Когда Тайлер повернулся к ней, Кэролайн осталась на расстоянии двух или трех шагов от него. Она, скрестив руки на груди, внимательно смотрела на парня. Ртуть в венах бурлила уже не так, как раньше, но Б-52 еще притуплял разум, а эмоции еще были на пике.

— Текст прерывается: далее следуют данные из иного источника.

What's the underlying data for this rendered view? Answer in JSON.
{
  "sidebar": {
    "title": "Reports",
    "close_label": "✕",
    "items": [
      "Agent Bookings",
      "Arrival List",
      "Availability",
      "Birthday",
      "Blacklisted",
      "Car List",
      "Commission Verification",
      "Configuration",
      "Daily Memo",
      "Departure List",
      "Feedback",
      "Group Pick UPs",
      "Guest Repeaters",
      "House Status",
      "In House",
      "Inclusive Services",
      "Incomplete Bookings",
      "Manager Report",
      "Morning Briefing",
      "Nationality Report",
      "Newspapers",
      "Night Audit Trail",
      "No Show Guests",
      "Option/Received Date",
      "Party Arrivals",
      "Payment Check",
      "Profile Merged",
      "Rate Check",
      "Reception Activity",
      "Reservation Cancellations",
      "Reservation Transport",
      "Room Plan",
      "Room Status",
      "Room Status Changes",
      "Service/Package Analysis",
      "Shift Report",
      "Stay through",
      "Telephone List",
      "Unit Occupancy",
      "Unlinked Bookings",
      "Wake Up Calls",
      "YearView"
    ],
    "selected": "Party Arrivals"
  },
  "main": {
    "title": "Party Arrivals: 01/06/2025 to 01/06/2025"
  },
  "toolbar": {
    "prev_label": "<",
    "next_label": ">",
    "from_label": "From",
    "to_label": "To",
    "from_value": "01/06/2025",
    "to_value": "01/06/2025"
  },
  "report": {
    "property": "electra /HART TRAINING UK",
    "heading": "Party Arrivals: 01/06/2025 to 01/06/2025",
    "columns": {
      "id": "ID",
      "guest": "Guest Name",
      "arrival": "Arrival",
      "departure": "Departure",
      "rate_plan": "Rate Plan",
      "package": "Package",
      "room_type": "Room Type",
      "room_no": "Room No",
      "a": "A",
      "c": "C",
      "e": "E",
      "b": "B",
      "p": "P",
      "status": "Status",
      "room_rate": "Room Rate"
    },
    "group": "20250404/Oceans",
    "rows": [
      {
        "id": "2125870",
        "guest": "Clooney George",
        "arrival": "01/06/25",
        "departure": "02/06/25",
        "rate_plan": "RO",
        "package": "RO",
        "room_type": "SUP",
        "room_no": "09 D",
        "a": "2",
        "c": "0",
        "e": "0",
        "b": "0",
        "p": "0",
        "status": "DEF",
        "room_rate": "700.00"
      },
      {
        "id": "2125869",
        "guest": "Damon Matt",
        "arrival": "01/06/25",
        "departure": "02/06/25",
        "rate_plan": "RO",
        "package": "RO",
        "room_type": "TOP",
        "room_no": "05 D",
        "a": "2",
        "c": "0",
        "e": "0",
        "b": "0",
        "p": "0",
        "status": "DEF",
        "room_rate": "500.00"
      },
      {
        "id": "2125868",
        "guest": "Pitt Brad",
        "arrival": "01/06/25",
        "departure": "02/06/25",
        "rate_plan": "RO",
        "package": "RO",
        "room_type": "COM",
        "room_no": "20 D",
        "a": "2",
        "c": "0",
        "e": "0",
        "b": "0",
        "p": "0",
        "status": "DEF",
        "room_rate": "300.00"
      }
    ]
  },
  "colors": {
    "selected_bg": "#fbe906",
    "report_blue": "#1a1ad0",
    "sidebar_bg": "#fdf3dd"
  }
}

Локвуд улыбнулся, повернувшись к девушке. Он огляделся, а потом вновь уставился на Форбс, а на его губах все еще была эта глупая улыбка. В глазах парня Кэролайн прочитала недоумение.
— Брось, — она закатила глаза, пройдя мимо. От нее пахло морозной свежестью. Мельпомена. Или Тайлеру просто нравятся имена на «М»? — Это же… Это великолепно!
Она подошла к краю платформы, уставившись на исписанную баллончиками грязную стену. Тайлер подошел и встал рядом. Он пытался увидеть тоже, что видела Кэролайн. У него не получалось. Потому что в Кэролайн еще жил ребенок, верующий во что-то хорошее. В Тайлере этого ребенка уже не было. Не стало, вернее. Не стало совсем недавно. В Мексике.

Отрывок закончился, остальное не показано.